Análise Jorge Almeida Fernandes / 1 jun 2014 / PÚBLICO


 A reacção aos resultados das eleições europeias, à esquerda e à direita, começou em registo de alarme: “surto da extremadireita”; “vaga eurófoba”, “maré populista”. Lendo os resultados mais atentamente, verificamos que os partidos neofascistas recuaram; que aumentou o voto populista de esquerda; e que, sobretudo, cresceram os partidos de direita radical e os conservadores eurocépticos.
Em lugar de falar em ascensão da extrema-direita deve falarse em surto do eurocepticismo e de uma pulsão nacionalista para os países se fecharem sobre si mesmos.
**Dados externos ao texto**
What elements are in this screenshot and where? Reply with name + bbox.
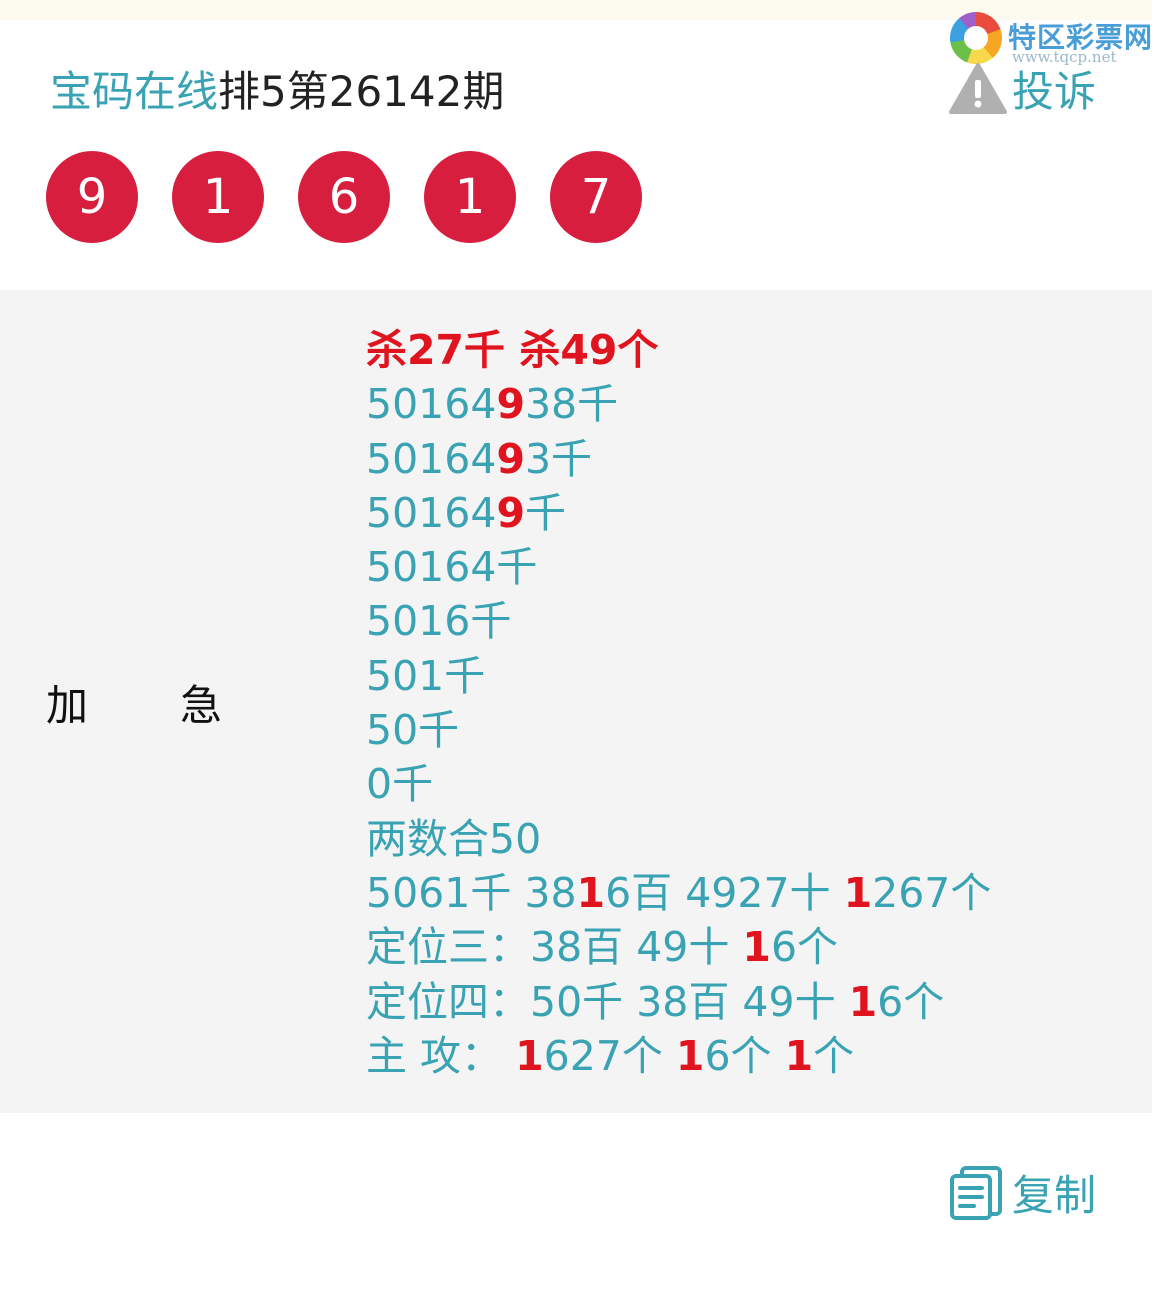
line-text: 5061千 38: [366, 868, 577, 917]
copy-button[interactable]: 复制: [948, 1162, 1096, 1223]
prediction-line: 定位四：50千 38百 49十 16个: [366, 975, 991, 1029]
prediction-line: 50164千: [366, 540, 991, 594]
highlight-digit: 1: [843, 868, 873, 917]
line-text: 定位三：38百 49十: [366, 923, 743, 972]
highlight-digit: 1: [515, 1031, 544, 1080]
number-ball: 7: [550, 151, 642, 243]
line-text: 627个: [543, 1031, 676, 1080]
number-ball: 6: [298, 151, 390, 243]
prediction-line: 50千: [366, 703, 991, 757]
line-text: 定位四：50千 38百 49十: [366, 977, 849, 1026]
prediction-line: 501千: [366, 649, 991, 703]
line-text: 6百 4927十: [605, 868, 844, 917]
line-text: 3千: [524, 434, 593, 483]
warning-icon: [948, 62, 1008, 116]
prediction-line: 5016千: [366, 594, 991, 648]
prediction-lines: 杀27千 杀49个 50164938千 5016493千 501649千 50164千…: [366, 323, 991, 1083]
highlight-digit: 1: [784, 1031, 814, 1080]
draw-number-balls: 9 1 6 1 7: [46, 151, 676, 243]
urgent-label-left: 加: [46, 681, 89, 730]
highlight-digit: 1: [675, 1031, 705, 1080]
line-text: 个: [813, 1031, 855, 1080]
line-text: 50164千: [366, 543, 538, 592]
issue-title: 排5第26142期: [218, 67, 505, 116]
complaint-button[interactable]: 投诉: [948, 58, 1096, 119]
prediction-line: 5061千 3816百 4927十 1267个: [366, 866, 991, 920]
prediction-line: 5016493千: [366, 432, 991, 486]
page-title: 宝码在线排5第26142期: [50, 58, 504, 119]
prediction-line: 定位三：38百 49十 16个: [366, 920, 991, 974]
copy-icon: [948, 1164, 1004, 1222]
line-text: 6个: [770, 923, 839, 972]
line-text: 两数合50: [366, 814, 542, 863]
highlight-digit: 9: [496, 434, 525, 483]
number-ball: 1: [172, 151, 264, 243]
line-text: 50164: [366, 380, 497, 429]
line-text: 38千: [524, 380, 619, 429]
line-text: 6个: [877, 977, 945, 1026]
prediction-line: 主 攻： 1627个 16个 1个: [366, 1029, 991, 1083]
complaint-label: 投诉: [1012, 67, 1097, 116]
prediction-line: 0千: [366, 757, 991, 811]
highlight-digit: 9: [496, 380, 525, 429]
line-text: 50164: [366, 488, 497, 537]
line-text: 267个: [872, 868, 992, 917]
number-ball: 9: [46, 151, 138, 243]
line-text: 6个: [704, 1031, 785, 1080]
lottery-logo-icon: [950, 12, 1002, 64]
prediction-line: 501649千: [366, 486, 991, 540]
line-text: 50千: [366, 706, 460, 755]
highlight-digit: 9: [496, 488, 525, 537]
line-text: 501千: [366, 651, 486, 700]
line-text: 50164: [366, 434, 497, 483]
copy-label: 复制: [1012, 1171, 1097, 1220]
site-name-link[interactable]: 宝码在线: [50, 67, 218, 116]
prediction-line: 50164938千: [366, 377, 991, 431]
number-ball: 1: [424, 151, 516, 243]
line-text: 0千: [366, 760, 434, 809]
highlight-digit: 1: [576, 868, 606, 917]
line-text: 5016千: [366, 597, 512, 646]
prediction-panel: 加急 杀27千 杀49个 50164938千 5016493千 501649千 501…: [0, 290, 1152, 1113]
line-text: 千: [524, 488, 566, 537]
urgent-label: 加急: [46, 672, 222, 733]
highlight-digit: 1: [848, 977, 878, 1026]
kill-line: 杀27千 杀49个: [366, 326, 659, 374]
line-text: 主 攻：: [366, 1031, 516, 1080]
urgent-label-right: 急: [180, 681, 223, 730]
highlight-digit: 1: [742, 923, 771, 972]
prediction-line: 两数合50: [366, 812, 991, 866]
Bruxelas e o euro tornaram-se um “federador dos descontentamentos”. Assinala-se também o desgaste dos sistemas políticos, um inquietante descrédito da política e dos partidos do “sistema”.
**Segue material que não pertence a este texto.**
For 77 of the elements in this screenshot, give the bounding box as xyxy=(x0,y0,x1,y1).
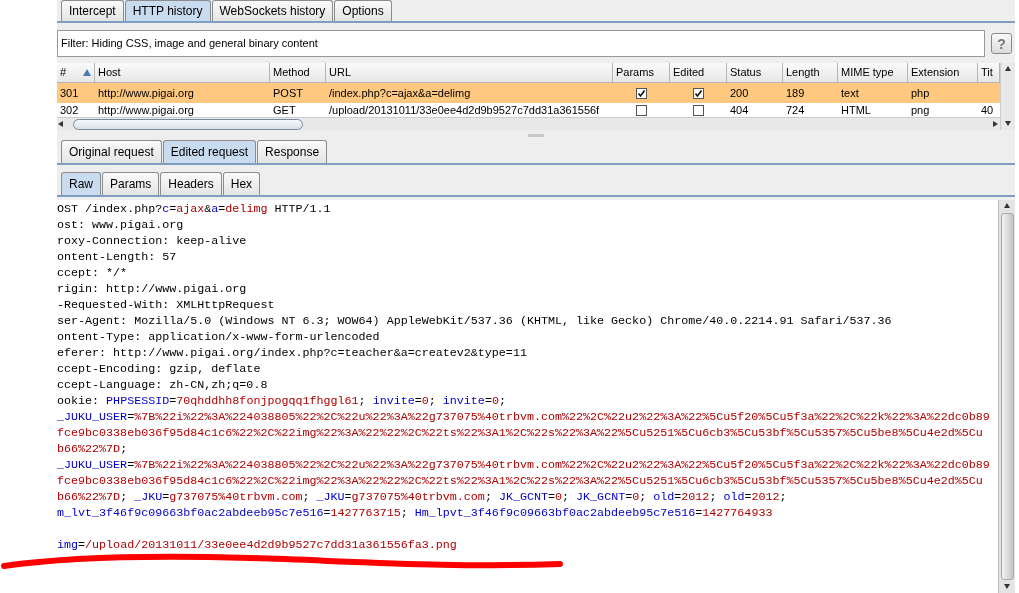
scroll-down-icon[interactable] xyxy=(1004,120,1012,128)
checkbox[interactable] xyxy=(693,104,704,116)
request-line: ost: www.pigai.org xyxy=(57,217,184,233)
vertical-scrollbar[interactable] xyxy=(998,200,1015,593)
request-line: b66%22%7D; xyxy=(57,441,128,457)
tab[interactable]: Edited request xyxy=(162,140,257,163)
tab[interactable]: Headers xyxy=(160,172,222,195)
table-cell: php xyxy=(911,86,930,100)
table-cell: /index.php?c=ajax&a=delimg xyxy=(329,86,471,100)
column-header[interactable]: Edited xyxy=(670,63,727,83)
checkbox[interactable] xyxy=(636,104,647,116)
scroll-up-icon[interactable] xyxy=(1003,202,1011,210)
column-header[interactable]: Status xyxy=(727,63,783,83)
table-cell: GET xyxy=(273,103,296,117)
request-line: -Requested-With: XMLHttpRequest xyxy=(57,297,275,313)
table-cell: HTML xyxy=(841,103,871,117)
help-button[interactable]: ? xyxy=(991,33,1012,54)
column-header[interactable]: # xyxy=(57,63,95,83)
table-cell: 724 xyxy=(786,103,805,117)
table-cell: png xyxy=(911,103,930,117)
column-header[interactable]: Length xyxy=(783,63,838,83)
tab[interactable]: WebSockets history xyxy=(211,0,334,21)
request-line: ontent-Length: 57 xyxy=(57,249,177,265)
request-line: _JUKU_USER=%7B%22i%22%3A%224038805%22%2C%22u%22%3A%22g737075%40trbvm.com%22%2C%22u2%22%3A%22%5Cu5f20%5Cu5f3a%22%2C%22k%22%3A%22dc0b89 xyxy=(57,409,990,425)
scroll-right-icon[interactable] xyxy=(992,120,1000,128)
request-line: fce9bc0338eb036f95d84c1c6%22%2C%22img%22%3A%22%22%2C%22ts%22%3A1%2C%22s%22%3A%22%5Cu5251%5Cu6cb3%5Cu53bf%5Cu5357%5Cu5be8%5Cu4e2d%5Cu xyxy=(57,425,983,441)
request-line: ccept: */* xyxy=(57,265,128,281)
column-header[interactable]: Host xyxy=(95,63,270,83)
tab[interactable]: Hex xyxy=(222,172,261,195)
request-line: roxy-Connection: keep-alive xyxy=(57,233,247,249)
table-cell: 302 xyxy=(60,103,79,117)
table-cell: 200 xyxy=(730,86,749,100)
request-line: ccept-Encoding: gzip, deflate xyxy=(57,361,261,377)
table-cell: text xyxy=(841,86,859,100)
column-header[interactable]: URL xyxy=(326,63,613,83)
table-cell: 189 xyxy=(786,86,805,100)
request-line: ookie: PHPSESSID=70qhddhh8fonjpogqq1fhggl61; invite=0; invite=0; xyxy=(57,393,506,409)
tab[interactable]: HTTP history xyxy=(124,0,211,21)
scroll-down-icon[interactable] xyxy=(1003,583,1011,591)
request-line: b66%22%7D; _JKU=g737075%40trbvm.com; _JKU=g737075%40trbvm.com; JK_GCNT=0; JK_GCNT=0; old=2012; old=2012; xyxy=(57,489,787,505)
request-line: m_lvt_3f46f9c09663bf0ac2abdeeb95c7e516=1427763715; Hm_lpvt_3f46f9c09663bf0ac2abdeeb95c7e516=1427764933 xyxy=(57,505,773,521)
request-line: ccept-Language: zh-CN,zh;q=0.8 xyxy=(57,377,268,393)
tab[interactable]: Options xyxy=(334,0,392,21)
table-cell: 40 xyxy=(981,103,994,117)
request-line: fce9bc0338eb036f95d84c1c6%22%2C%22img%22%3A%22%22%2C%22ts%22%3A1%2C%22s%22%3A%22%5Cu5251%5Cu6cb3%5Cu53bf%5Cu5357%5Cu5be8%5Cu4e2d%5Cu xyxy=(57,473,983,489)
table-cell: http://www.pigai.org xyxy=(98,103,194,117)
table-cell: 301 xyxy=(60,86,79,100)
request-line: OST /index.php?c=ajax&a=delimg HTTP/1.1 xyxy=(57,201,331,217)
request-line: eferer: http://www.pigai.org/index.php?c=teacher&a=createv2&type=11 xyxy=(57,345,527,361)
request-line: ontent-Type: application/x-www-form-urlencoded xyxy=(57,329,380,345)
checkbox[interactable] xyxy=(636,87,647,99)
tab[interactable]: Raw xyxy=(61,172,101,195)
table-cell: /upload/20131011/33e0ee4d2d9b9527c7dd31a361556f xyxy=(329,103,600,117)
vertical-scrollbar[interactable] xyxy=(1000,63,1015,130)
tab[interactable]: Params xyxy=(102,172,160,195)
request-line: img=/upload/20131011/33e0ee4d2d9b9527c7dd31a361556fa3.png xyxy=(57,537,457,553)
column-header[interactable]: MIME type xyxy=(838,63,908,83)
request-line: ser-Agent: Mozilla/5.0 (Windows NT 6.3; WOW64) AppleWebKit/537.36 (KHTML, like Gecko) Chrome/40.0.2214.91 Safari/537.36 xyxy=(57,313,892,329)
column-header[interactable]: Tit xyxy=(978,63,1000,83)
tab[interactable]: Response xyxy=(257,140,328,163)
request-editor[interactable] xyxy=(57,200,998,593)
column-header[interactable]: Params xyxy=(613,63,670,83)
request-line: rigin: http://www.pigai.org xyxy=(57,281,247,297)
tab[interactable]: Original request xyxy=(61,140,162,163)
request-line: _JUKU_USER=%7B%22i%22%3A%224038805%22%2C%22u%22%3A%22g737075%40trbvm.com%22%2C%22u2%22%3A%22%5Cu5f20%5Cu5f3a%22%2C%22k%22%3A%22dc0b89 xyxy=(57,457,990,473)
table-cell: POST xyxy=(273,86,303,100)
table-cell: http://www.pigai.org xyxy=(98,86,194,100)
column-header[interactable]: Extension xyxy=(908,63,978,83)
horizontal-scrollbar[interactable] xyxy=(57,117,1000,130)
checkbox[interactable] xyxy=(693,87,704,99)
scroll-left-icon[interactable] xyxy=(57,120,65,128)
table-row[interactable]: 301 http://www.pigai.org POST /index.php?c=ajax&a=delimg 200 189 text php xyxy=(57,83,1000,103)
column-header[interactable]: Method xyxy=(270,63,326,83)
tab[interactable]: Intercept xyxy=(61,0,124,21)
scroll-up-icon[interactable] xyxy=(1004,65,1012,73)
filter-bar[interactable]: Filter: Hiding CSS, image and general binary content xyxy=(57,30,985,57)
table-cell: 404 xyxy=(730,103,749,117)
Uma análise dos efeitos começa inevitavelmente pela França, não só por ter sido
o caso “impressionante” da noite de 25 de Maio, mas pela engrenagem que pode desencadear na Europa.
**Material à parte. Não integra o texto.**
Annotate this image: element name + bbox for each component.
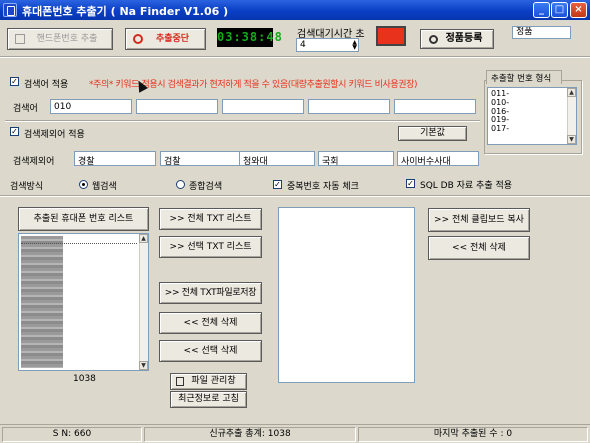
exclude-input-5[interactable]: 사이버수사대 (397, 151, 479, 166)
update-info-button[interactable]: 최근정보로 고침 (170, 391, 247, 408)
exclude-apply-label: 검색제외어 적용 (24, 130, 85, 140)
keyword-input-2[interactable] (136, 99, 218, 114)
status-bar: S N: 660 신규추출 총계: 1038 마지막 추출된 수 : 0 (0, 424, 590, 443)
scroll-up-icon[interactable]: ▲ (139, 234, 148, 243)
extract-phone-label: 핸드폰번호 추출 (36, 34, 98, 44)
blurred-phone-numbers (21, 236, 63, 368)
sql-checkbox[interactable]: ✓ (406, 179, 415, 188)
status-total: 신규추출 총계: 1038 (144, 427, 356, 442)
exclude-row-label: 검색제외어 (13, 157, 55, 167)
delete-selected-button[interactable]: << 선택 삭제 (159, 340, 262, 362)
register-button[interactable]: 정품등록 (420, 29, 494, 49)
scroll-down-icon[interactable]: ▼ (139, 361, 148, 370)
keyword-apply-checkbox[interactable]: ✓ (10, 77, 19, 86)
scroll-down-icon[interactable]: ▼ (567, 135, 576, 144)
extract-phone-button[interactable]: 핸드폰번호 추출 (7, 28, 113, 50)
keyword-input-3[interactable] (222, 99, 304, 114)
status-sn: S N: 660 (2, 427, 142, 442)
close-button[interactable]: × (570, 2, 587, 18)
all-txt-list-button[interactable]: >> 전체 TXT 리스트 (159, 208, 262, 230)
phone-listbox[interactable]: ▲ ▼ (18, 233, 149, 371)
minimize-button[interactable]: _ (533, 2, 550, 18)
exclude-apply-checkbox[interactable]: ✓ (10, 127, 19, 136)
keyword-apply-label: 검색어 적용 (24, 80, 69, 90)
right-delete-all-button[interactable]: << 전체 삭제 (428, 236, 530, 260)
default-button[interactable]: 기본값 (398, 126, 467, 141)
app-icon (3, 3, 17, 17)
total-search-radio[interactable] (176, 180, 185, 189)
keyword-input-5[interactable] (394, 99, 476, 114)
options-divider (0, 195, 590, 197)
keyword-input-4[interactable] (308, 99, 390, 114)
save-all-txt-button[interactable]: >> 전체 TXT파일로저장 (159, 282, 262, 304)
formats-listbox[interactable]: 011- 010- 016- 019- 017- ▲ ▼ (487, 87, 577, 145)
exclude-input-2[interactable]: 검찰 (160, 151, 242, 166)
stop-icon (133, 34, 143, 44)
selected-txt-list-button[interactable]: >> 선택 TXT 리스트 (159, 236, 262, 258)
keyword-row-label: 검색어 (13, 104, 38, 114)
extracted-list-header: 추출된 휴대폰 번호 리스트 (18, 207, 149, 231)
exclude-input-4[interactable]: 국회 (318, 151, 394, 166)
file-manager-label: 파일 관리창 (191, 376, 236, 386)
copy-clipboard-button[interactable]: >> 전체 클립보드 복사 (428, 208, 530, 232)
format-item[interactable]: 017- (491, 124, 509, 134)
window-title: 휴대폰번호 추출기 ( Na Finder V1.06 ) (22, 5, 229, 18)
scroll-up-icon[interactable]: ▲ (567, 88, 576, 97)
file-manager-button[interactable]: 파일 관리창 (170, 373, 247, 390)
web-search-label: 웹검색 (92, 182, 117, 192)
toolbar-divider (0, 56, 590, 58)
license-status-field: 정품 (512, 26, 571, 39)
exclude-input-3[interactable]: 청와대 (239, 151, 315, 166)
status-last: 마지막 추출된 수 : 0 (358, 427, 588, 442)
formats-tab: 추출할 번호 형식 (486, 70, 562, 84)
dup-check-checkbox[interactable]: ✓ (273, 180, 282, 189)
exclude-input-1[interactable]: 경찰 (74, 151, 156, 166)
result-textarea[interactable] (278, 207, 415, 383)
extracted-count: 1038 (73, 374, 96, 384)
phone-list-scrollbar[interactable]: ▲ ▼ (139, 234, 148, 370)
sql-label: SQL DB 자료 추출 적용 (420, 181, 513, 191)
maximize-button[interactable]: □ (551, 2, 568, 18)
keyword-divider (5, 120, 480, 122)
register-label: 정품등록 (445, 33, 483, 44)
wait-time-value: 4 (300, 40, 306, 50)
search-method-label: 검색방식 (10, 182, 44, 192)
file-icon (176, 377, 184, 386)
timer-display: 03:38:48 (217, 28, 282, 47)
wait-time-stepper[interactable]: 4 ▲ ▼ (296, 38, 359, 52)
web-search-radio[interactable] (79, 180, 88, 189)
formats-scrollbar[interactable]: ▲ ▼ (567, 88, 576, 144)
formats-title: 추출할 번호 형식 (491, 74, 552, 84)
stop-extract-label: 추출중단 (155, 34, 190, 44)
focus-row (21, 243, 137, 244)
stop-extract-button[interactable]: 추출중단 (125, 28, 206, 50)
gear-icon (429, 35, 438, 44)
stepper-arrows-icon[interactable]: ▲ ▼ (352, 40, 357, 51)
status-indicator (376, 26, 406, 46)
total-search-label: 종합검색 (189, 182, 223, 192)
title-bar[interactable]: 휴대폰번호 추출기 ( Na Finder V1.06 ) _ □ × (0, 0, 590, 20)
keyword-input-1[interactable]: 010 (50, 99, 132, 114)
phone-icon (15, 34, 25, 44)
formats-list: 011- 010- 016- 019- 017- (491, 89, 509, 134)
delete-all-button[interactable]: << 전체 삭제 (159, 312, 262, 334)
dup-check-label: 중복번호 자동 체크 (287, 182, 359, 192)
É inútil minimizar a vitória de Marine Le Pen. A FN foi o partido mais votado e com uma vantagem clara (cinco pontos sobre a direita conservadora e dez sobre o PS). Não foi surpresa, confirmou meses de sondagens. Não foi a abstenção que provocou o seu triunfo. Multiplicou por oito o número de mandatos em Bruxelas. Está a fidelizar os eleitores. Alargou a implantação no eleitorado popular. Foi o partido-líder na faixa dos 18-35 anos. Marine Le Pen prepara desde já as presidenciais de 2017: sem uma mudança substancial na relação de forças, é candidata a disputar a segunda volta.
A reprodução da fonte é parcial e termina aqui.